Il ressort notamment du certificat médical de 24 H établi par le docteur F...que Mme Y...a été hospitalisée devant une recrudescence de propos suicidaires alors qu'elle était en garde à vue suite à une tentative d'autolyse par accident sur la voie publique survenue quelques semaines auparavant. Hospitalisée suite à ces faits de façon volontaire, elle est sortie contre avis médical de l'hôpital. Le-dit certificat mentionne que lors de l'entretien avec la patiente, persiste une souffrance morale intense avec angoisses importantes et qu'elle exprime des vélléités suicidaires, la patiente étant ambivalente concernant la nécessité des soins, dans ces conditions, le médecin a conclu que le placement est justifié et doit être maintenu.
Il ressort du certificat médical de 72 H du docteur E...établi le 23/ 10/ 2015 qu'il s'agit d'une patiente hospitalisée pour un effondrement de l'humeur compliqué de velléités suicidaires et fait pour le surplus des constations identiques au précédent certificat médical, sur son état clinique.

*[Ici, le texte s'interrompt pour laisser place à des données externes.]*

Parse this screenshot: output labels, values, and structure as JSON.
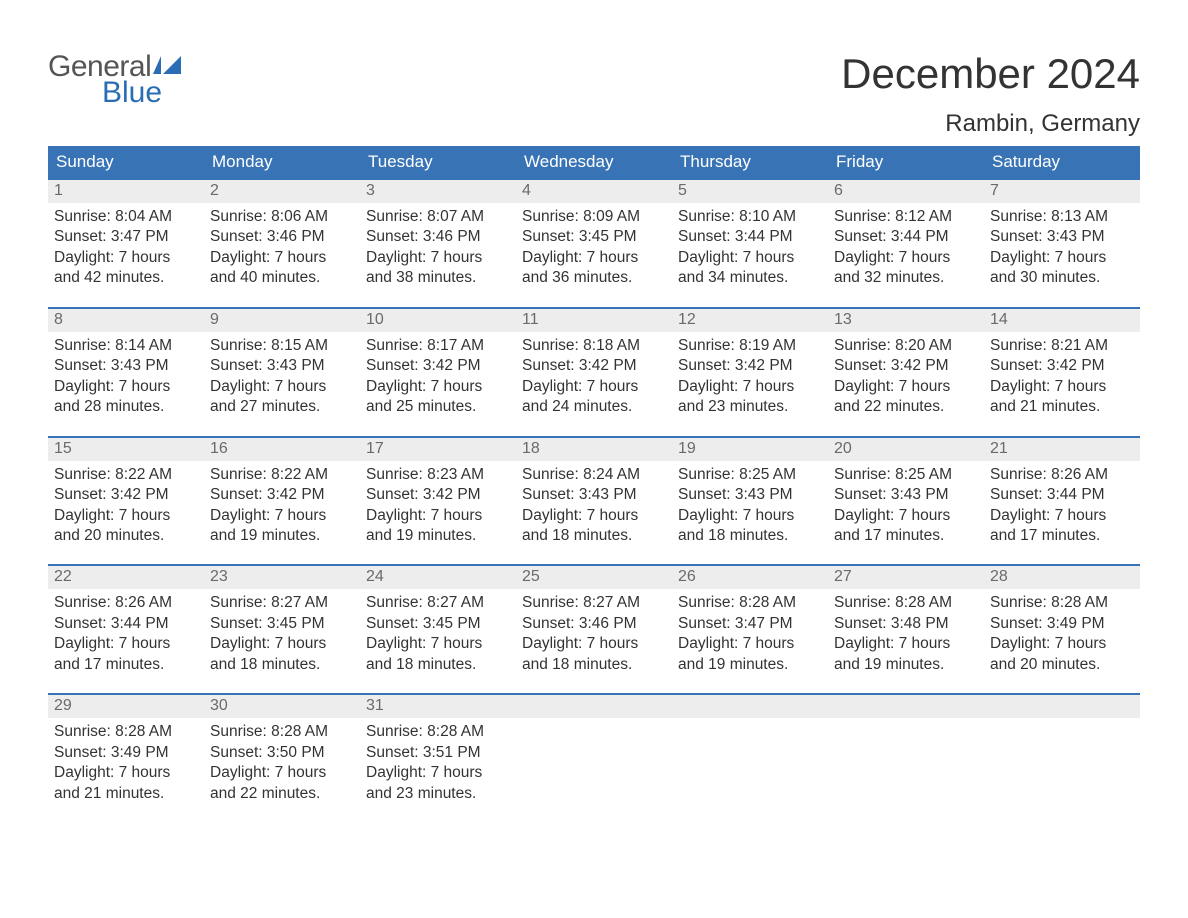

Il ressort de l'avis médical motivé établi le 27/ 10/ 2015 en vue de l'audience devant le juge des libertés et de la détention, la persistance d'un syndrome dépressif sévère avec souffrance morale, la personnalité reste très fragile avec risque de décompensation anxieuse importante. Dans ces conditions le médecin conclut que le placement doit être maintenu pour la poursuite des soins hospitaliers et que son état requiert des soins sans consentement en hospitalisation complète.
Il ressort de l'avis médical motivé émanant du docteur G...établi le 30 octobre 2015 en vue de l'audience d'appel, que depuis l'admission de Mme Y...à l'hôpital le 21 octobre 2015, on constate des fluctuations thymiques importantes, la patiente oscillant entre un discours empreint de culpabilité par rapport à ses actes exprimant clairement des idées suicidaires et une attitude de déni de ses troubles et de minimisation de sa situation. Il mentionne que contrairement au discours tenu devant le premier juge par Mme Y...disant accepter des soins ambulatoires dans le cadre d'un programme de soins, dès la connaissance de la décision de mainlevée en raison des irrégularités, elle a demandé sa sortie immédiate de l'hôpital s'estimant en soins libres.
Lors de l'audience de ce jour, elle a tenu un discours similaire marqué par la même ambivalence, faisant craindre qu'une mainlevée prématurée de la mesure ne la replace dans la situation de danger pour elle même pour autrui, avérée par les circonstances de sa dernière tentative d'autolyse ayant mis en danger sa vie mais aussi celle de la conductrice du véhicule qu'elle a percuté suite à sa manoeuvre volontaire.
Il ressort de ces éléments non seulement un risque grave d'atteinte à l'intégrité de la patiente mais également un risque grave à l'intégrité d'autrui.
La décision déférée sera donc infirmée en toutes ses dispositions, le maintien de la mesure d'hospitalisation complète étant indispensable et totalement conforme aux critères légaux.
Madame Y...succombe en ses demandes, il ne sera donc pas fait droit à sa demande, fondée sur les dispositions de l'article 700 du code de procédure civile à l'encontre de l'établissement hospitalier.
Les dépens seront laissés à la charge du Trésor Public.
PAR CES MOTIFS
Statuant publiquement et contradictoirement, au siège de la cour d'appel, en dernier ressort, après débats en audience publique,
Infirmons la décision déférée dans toutes ses dispositions ;
Statuant à nouveau :
Rejetons les irrégularités de la procédure soulevées par Mme Y...;
Déclarons régulière la procédure suivie en applications des dispositions de l'article L. 3212-1 II 2o du code de la santé publique ;
Ordonnons la poursuite de l'hospitalisation complète de Madame Colette Y...;
Déboutons Madame Colette Y...de sa demande fondée sur les dispositions de l'article 700 du code de procédure civile ;
Laissons les dépens à la charge de l'Etat ;
Et ont, le président et le greffier, signé la présente ordonnance.